After the Chancellor announced an investigation into how the tax system and charges on single-use plastic items could be used to reduce waste, Eunomia’s head of environmental policy and economics, Chris Sherrington, explains how a plastic tax would work to help tackle marine plastic pollution
We know that taxes can be an effective way of reducing consumption of single-use plastics, as dramatically illustrated by Ireland’s plastic bag tax which was implemented in 2002, with lower consumption meaning fewer available to potentially be littered. Coffee cups and other single-use takeaway cups are leading candidates for a similar form of taxation, which should be visible to the consumer, and applied at the point of sale.
However, for some items, taxes aren’t the best approach, and other economic instruments, or regulatory measures, should instead be used. For example, for single-use beverage containers, a deposit-return scheme would be the best way to significantly reduce littering, and increase recycling of bottles (and indeed cans). For plastic straws and stirrers, a deposit return scheme wouldn’t work, but rather than put a tax in place, it might be simpler to just ban them.
While the waste prevention effects of a tax or a charge would be the same, in principle, and certainly from the Treasury’s perspective, a tax would be preferable. A tax would avoid the risks – that could occur with a charge – that funds disbursed by retailers displace CSR spending, and lead to undue influence over recipients, who themselves might become overly dependent upon the proceeds of the charge, potentially limiting their support for high ambition in respect of waste and litter prevention.

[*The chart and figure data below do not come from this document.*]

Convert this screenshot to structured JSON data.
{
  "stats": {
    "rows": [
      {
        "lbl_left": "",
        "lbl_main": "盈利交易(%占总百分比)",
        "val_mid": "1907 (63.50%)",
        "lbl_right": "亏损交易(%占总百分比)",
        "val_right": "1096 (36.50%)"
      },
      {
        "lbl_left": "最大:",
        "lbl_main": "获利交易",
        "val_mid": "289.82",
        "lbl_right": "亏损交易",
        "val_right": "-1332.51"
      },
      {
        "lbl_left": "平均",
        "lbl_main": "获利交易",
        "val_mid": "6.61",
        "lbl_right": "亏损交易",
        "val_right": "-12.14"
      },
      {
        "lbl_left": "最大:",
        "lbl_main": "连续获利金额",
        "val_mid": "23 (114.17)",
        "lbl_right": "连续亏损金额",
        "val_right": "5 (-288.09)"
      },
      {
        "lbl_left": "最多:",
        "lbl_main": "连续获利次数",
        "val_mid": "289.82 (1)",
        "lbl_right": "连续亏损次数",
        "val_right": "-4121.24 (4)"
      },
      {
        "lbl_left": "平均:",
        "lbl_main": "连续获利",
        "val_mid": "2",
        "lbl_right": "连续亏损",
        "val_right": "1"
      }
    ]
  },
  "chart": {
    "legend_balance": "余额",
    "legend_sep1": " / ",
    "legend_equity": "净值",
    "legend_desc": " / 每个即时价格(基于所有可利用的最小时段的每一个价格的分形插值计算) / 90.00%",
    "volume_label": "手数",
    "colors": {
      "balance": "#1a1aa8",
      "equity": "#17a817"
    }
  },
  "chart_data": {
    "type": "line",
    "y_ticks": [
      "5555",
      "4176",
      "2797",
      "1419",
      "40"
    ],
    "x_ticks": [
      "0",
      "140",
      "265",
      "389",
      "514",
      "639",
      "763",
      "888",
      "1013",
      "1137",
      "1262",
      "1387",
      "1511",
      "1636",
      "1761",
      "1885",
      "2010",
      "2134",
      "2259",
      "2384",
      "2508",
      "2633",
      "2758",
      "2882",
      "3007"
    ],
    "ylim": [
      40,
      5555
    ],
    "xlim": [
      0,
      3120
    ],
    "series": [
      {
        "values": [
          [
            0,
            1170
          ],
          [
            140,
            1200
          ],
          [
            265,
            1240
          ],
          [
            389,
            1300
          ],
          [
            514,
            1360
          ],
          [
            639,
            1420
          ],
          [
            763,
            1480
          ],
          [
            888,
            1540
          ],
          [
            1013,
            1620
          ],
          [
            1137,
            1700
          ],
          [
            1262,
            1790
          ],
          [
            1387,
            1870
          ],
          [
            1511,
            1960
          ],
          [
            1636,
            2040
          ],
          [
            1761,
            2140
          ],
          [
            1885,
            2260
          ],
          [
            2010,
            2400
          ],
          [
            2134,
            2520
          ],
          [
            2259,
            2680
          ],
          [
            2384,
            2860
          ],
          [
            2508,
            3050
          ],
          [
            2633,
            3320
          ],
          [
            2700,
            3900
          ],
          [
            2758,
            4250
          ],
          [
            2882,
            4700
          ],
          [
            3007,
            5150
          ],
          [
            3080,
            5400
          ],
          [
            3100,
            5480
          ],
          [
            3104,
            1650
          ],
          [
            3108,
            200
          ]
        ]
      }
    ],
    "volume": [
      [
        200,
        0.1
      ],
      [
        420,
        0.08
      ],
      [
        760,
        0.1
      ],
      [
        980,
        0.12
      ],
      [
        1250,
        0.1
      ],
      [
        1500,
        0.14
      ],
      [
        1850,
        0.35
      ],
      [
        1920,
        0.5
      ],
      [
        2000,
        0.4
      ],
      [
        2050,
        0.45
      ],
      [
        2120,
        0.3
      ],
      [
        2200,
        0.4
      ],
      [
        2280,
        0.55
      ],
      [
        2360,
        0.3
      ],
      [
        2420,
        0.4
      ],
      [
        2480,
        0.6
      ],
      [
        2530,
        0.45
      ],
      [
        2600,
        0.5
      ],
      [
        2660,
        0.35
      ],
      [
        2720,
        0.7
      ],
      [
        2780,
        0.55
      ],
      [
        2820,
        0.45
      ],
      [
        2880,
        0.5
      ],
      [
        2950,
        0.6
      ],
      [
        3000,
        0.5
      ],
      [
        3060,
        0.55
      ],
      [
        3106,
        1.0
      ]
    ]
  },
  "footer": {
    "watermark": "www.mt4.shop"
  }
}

Importantly, ‘recyclables’ should not, as suggested by some, be exempt from any tax or other economic instrument. Plastic bottles, for example, are fully ‘recyclable’, but this characteristic is not sufficient to lead to the kind of end-of-life management that we should be aspiring to achieve.
Finally, one thing that should be avoided is any attempt to ring-fence money raised to cover costs associated with waste management. It has been suggested, for example, that money raised from a coffee cup charge should be used to fund collection infrastructure for coffee cup recycling. To do so would mean undermining the principle of extended producer responsibility, whereby producers should bear the full end of life costs for management of their waste, including that which is littered. The income raised from a measure designed to change consumer behaviour, and reduce consumption, and thus littering of specific single-use plastic items should not be used to cover costs that producers should themselves bear.
These measures do not, in and of themselves, represent a comprehensive approach to addressing marine plastic pollution. Such an approach needs also to address the problem of items associated with fishing and aquaculture, as well as the multiple sources of microplastics, including flows from vehicle tyres, pellet spills, synthetic textiles, artificial sports turf, and paints to name a few.
In short, the problem is significant and will only progressively worsen without action not just from the UK, but from all nations. We hope that the UK can develop a suite of coherent measures which drive progress in this regard and rescue our oceans from the terrible fate that – without comprehensive action – they seem destined to suffer.